TiDB version 5.4 did not generate the correct execution plan, resulting in prolonged SQL execution time

Note:
This topic has been translated from a Chinese forum by GPT and might contain errors.

Original topic: TiDB5.4版本没有生成正确的执行计划,导致sql执行时间过长

| username: 朱振文啊

To improve efficiency, please provide the following information. Clear problem descriptions can lead to faster resolutions:
[TiDB Usage Environment]
Production Environment

[Overview] Scenario + Problem Overview
SQL query generates an inaccurate execution plan, leading to long SQL execution times.
[Background] Actions Taken
Synchronized production data to the debugging cluster, checked the SQL execution plan, and found that the SQL could correctly generate an accurate execution plan, achieving the expected query speed.
[Phenomenon] Business and Database Phenomenon
Business queries are too slow.
[Problem] Current Issues Encountered
1: Two clusters with the same data content and version generate different execution plans.
[Business Impact]
1: Slow queries.
[TiDB Version]
v5.4


[Application Software and Version]

[Attachments] Relevant Logs and Configuration Information

  • TiUP Cluster Display Information
  • TiUP Cluster Edit Config Information

Monitoring (https://metricstool.pingcap.com/)

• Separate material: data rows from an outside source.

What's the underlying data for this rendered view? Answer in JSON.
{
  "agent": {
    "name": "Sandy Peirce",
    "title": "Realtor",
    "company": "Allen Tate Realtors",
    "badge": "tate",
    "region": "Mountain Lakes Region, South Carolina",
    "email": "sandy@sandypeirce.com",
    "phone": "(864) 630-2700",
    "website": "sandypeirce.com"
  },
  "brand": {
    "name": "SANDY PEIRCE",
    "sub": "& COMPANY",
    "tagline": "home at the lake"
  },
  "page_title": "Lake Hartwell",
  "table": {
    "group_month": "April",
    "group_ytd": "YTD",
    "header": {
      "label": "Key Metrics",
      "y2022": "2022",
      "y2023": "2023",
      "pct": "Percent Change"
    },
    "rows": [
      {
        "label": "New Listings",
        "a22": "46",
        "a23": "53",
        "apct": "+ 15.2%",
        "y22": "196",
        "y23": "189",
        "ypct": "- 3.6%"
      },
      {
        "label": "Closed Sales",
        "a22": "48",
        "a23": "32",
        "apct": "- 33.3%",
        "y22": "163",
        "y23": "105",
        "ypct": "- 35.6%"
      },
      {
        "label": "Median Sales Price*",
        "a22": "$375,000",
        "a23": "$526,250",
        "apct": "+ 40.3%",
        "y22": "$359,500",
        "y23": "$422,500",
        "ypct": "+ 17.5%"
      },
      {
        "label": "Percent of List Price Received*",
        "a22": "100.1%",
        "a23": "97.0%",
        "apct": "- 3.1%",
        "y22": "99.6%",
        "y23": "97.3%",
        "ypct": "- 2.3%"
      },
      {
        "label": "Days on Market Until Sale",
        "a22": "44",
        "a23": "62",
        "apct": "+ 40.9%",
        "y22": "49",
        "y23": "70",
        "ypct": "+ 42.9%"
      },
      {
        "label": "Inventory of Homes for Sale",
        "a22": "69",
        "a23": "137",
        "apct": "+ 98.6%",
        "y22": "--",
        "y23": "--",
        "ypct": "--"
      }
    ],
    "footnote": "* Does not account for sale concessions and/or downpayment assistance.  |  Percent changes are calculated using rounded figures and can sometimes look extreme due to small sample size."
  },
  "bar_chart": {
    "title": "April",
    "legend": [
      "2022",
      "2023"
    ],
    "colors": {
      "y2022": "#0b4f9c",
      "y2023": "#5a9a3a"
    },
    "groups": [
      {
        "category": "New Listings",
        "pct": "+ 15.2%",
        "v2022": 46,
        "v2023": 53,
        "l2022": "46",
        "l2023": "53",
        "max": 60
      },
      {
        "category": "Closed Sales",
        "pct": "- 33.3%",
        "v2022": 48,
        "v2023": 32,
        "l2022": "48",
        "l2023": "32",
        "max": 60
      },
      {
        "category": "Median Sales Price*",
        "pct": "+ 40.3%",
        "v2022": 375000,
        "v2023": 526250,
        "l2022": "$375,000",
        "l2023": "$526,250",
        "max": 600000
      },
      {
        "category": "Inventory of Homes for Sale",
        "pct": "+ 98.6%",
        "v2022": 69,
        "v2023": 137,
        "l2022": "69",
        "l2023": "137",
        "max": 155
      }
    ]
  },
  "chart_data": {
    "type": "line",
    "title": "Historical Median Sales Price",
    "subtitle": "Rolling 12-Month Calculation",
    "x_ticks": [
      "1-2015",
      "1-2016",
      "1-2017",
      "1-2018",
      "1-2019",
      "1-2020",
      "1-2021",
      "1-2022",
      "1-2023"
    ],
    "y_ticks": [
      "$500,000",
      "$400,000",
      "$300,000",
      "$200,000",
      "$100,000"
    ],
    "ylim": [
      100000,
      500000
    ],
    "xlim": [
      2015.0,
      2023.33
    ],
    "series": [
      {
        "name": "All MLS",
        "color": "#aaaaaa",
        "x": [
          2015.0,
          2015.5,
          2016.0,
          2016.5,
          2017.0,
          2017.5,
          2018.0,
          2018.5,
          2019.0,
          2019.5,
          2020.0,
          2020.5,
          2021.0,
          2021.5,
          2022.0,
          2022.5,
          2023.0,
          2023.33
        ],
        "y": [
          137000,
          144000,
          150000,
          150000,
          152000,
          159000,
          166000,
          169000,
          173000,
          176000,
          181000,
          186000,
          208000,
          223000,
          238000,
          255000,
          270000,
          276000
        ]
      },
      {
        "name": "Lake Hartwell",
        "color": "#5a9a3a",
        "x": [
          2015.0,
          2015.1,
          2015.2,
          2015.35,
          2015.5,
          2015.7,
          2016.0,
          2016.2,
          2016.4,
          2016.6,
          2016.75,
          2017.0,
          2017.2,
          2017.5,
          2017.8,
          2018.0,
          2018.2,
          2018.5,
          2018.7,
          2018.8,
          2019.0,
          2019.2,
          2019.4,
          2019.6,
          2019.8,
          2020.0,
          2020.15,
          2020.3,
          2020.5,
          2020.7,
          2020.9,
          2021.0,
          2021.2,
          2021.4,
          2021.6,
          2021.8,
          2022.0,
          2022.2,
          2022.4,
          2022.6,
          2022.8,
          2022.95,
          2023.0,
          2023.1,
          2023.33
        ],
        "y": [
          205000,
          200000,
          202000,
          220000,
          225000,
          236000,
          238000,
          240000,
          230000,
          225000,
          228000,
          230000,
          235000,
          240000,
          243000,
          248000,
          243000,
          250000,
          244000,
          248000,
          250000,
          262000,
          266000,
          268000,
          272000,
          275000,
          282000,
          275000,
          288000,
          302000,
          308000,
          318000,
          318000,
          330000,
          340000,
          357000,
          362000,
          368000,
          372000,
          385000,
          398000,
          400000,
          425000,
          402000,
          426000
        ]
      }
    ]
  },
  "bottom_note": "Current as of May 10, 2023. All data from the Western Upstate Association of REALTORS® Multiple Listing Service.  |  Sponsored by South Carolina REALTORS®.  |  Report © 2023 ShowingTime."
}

  • TiDB-Overview Grafana Monitoring
  • TiDB Grafana Monitoring
  • TiKV Grafana Monitoring
  • PD Grafana Monitoring
  • Corresponding Module Logs (including logs 1 hour before and after the issue)

If the question is related to performance optimization or fault troubleshooting, please download the script and run it. Please select all and copy-paste the terminal output results for upload. tableSql (10.7 KB)

| username: tidb狂热爱好者 | Original post link

select from tablea use index (idx_index) where a=999 force index

| username: OnTheRoad | Original post link

Are the indexes consistent in both environments?

| username: 朱振文啊 | Original post link

Consistently, the database in the debugging cluster is synchronized with the production environment database by DM.

| username: forever | Original post link

I feel that the statistical information is still not very accurate. By the way, please also post the index parts of the two environments.

| username: 朱振文啊 | Original post link

This approach is not being considered for now, as it may lead to other issues later.

| username: tidb狂热爱好者 | Original post link

The indexes of these two tables are obviously different, and the wrong index was used. Sigh, I have nothing more to say. Six composite indexes.

| username: wakaka | Original post link

Please provide the table structure and approximate data volume.

| username: alfred | Original post link

We can only look for reasons in the accuracy of statistical information and differences in parameter configuration.

| username: 朱振文啊 | Original post link

I have just uploaded the table structures of two tables. By comparing the files, the table structures in the two clusters are consistent.

| username: 朱振文啊 | Original post link

I have just uploaded the table structures of two tables. Both tables have around ten million records. By comparing the files, the table structures in the two clusters are consistent.

| username: 朱振文啊 | Original post link

Well, currently we can only investigate in this direction.

| username: wakaka | Original post link

Use force_index to bind the execution plan of this statement, which has the least impact.

| username: 朱振文啊 | Original post link

I found the reason. In the production environment cluster, the default value of tidb_analyze_version was changed from 2 to 1 by the operations team. The solution is to change the version back to 2, clear the statistics, and re-analyze the table. Finally, the SQL query will use the correct index.

| username: alfred | Original post link

Statistics in Version 2 avoid the significant errors that could occur in large datasets due to hash collisions in Version 1, while maintaining estimation accuracy in most scenarios.